What
The SaaS environment had services distributed across multiple Availability Zones (AZs) in an Active / Active configuration to provide resilience to AZ failures. The database relied on Active / Passive configuration, so the active node was in one AZ only. We found performance significantly reduced when requests came from the Application Server in one AZ to the Database Server in another. The difference compared with the App Server co-located with the DB was stark - 2.4 seconds to render a page Vs 8 seconds when the traffic traversed AZs.
So What
Latency between AZs was low, real-world network traffic round trips were 2ms when the App Server and DB server we co-located, and 4-5ms when they were not co-located. We employed our standard performance investigation framework and together with a team member's network tracing skills found the problem was the number of round trips to build a page was approx 2000. The app server was making 2000 DB calls to render the page, so the latency difference between 2ms and 4ms was the causing the inconsistent and poor performance.
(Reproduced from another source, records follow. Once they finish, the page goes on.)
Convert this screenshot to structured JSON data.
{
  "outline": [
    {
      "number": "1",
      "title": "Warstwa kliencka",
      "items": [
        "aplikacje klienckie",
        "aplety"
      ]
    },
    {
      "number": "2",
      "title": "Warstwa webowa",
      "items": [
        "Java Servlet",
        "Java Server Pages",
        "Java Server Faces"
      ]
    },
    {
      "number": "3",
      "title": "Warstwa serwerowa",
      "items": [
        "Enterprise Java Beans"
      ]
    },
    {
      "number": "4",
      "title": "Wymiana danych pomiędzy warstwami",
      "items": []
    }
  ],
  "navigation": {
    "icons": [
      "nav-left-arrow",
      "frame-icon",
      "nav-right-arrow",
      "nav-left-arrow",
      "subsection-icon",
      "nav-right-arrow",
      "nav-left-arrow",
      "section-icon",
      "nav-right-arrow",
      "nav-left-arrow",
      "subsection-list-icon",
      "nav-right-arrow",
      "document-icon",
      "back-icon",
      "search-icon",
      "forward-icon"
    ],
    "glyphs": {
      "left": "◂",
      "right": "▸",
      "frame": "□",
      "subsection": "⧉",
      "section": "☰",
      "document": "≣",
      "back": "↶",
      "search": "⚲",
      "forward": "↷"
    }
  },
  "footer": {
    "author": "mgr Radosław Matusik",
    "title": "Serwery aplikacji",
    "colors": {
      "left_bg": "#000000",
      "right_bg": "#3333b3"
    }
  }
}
Our AWS deployment model was broken. We relied on multi-AZ active / active for high availability.
Now What
This caused a quick re-think of our architecture. We had been testing and refining our automated DR process which used scripting to stand up a complete new environment from backup. This had exceeded all duration expectations, creating new AWS instances and bringing up the DR environment in under 10 minutes. We modified these scripts decomposing them into two components:
1. to define new instances from backup
2. to bring up a new Production environment
The Production application was duplicated to maintain HA capabilities, with a complete HA Active set on one AZ, and another complete Passive set in another AZ with machines turned off to save cost.
Our patching process used the first script to rebuild the passive machines after patching. Our DR and Database fail-over process used the second script to move processing between AZs.
The result was maintaining HA at the same level as previously, reducing the DR fail-over time from 10 minutes to 3 minutes and for very little additional ongoing cost or effort.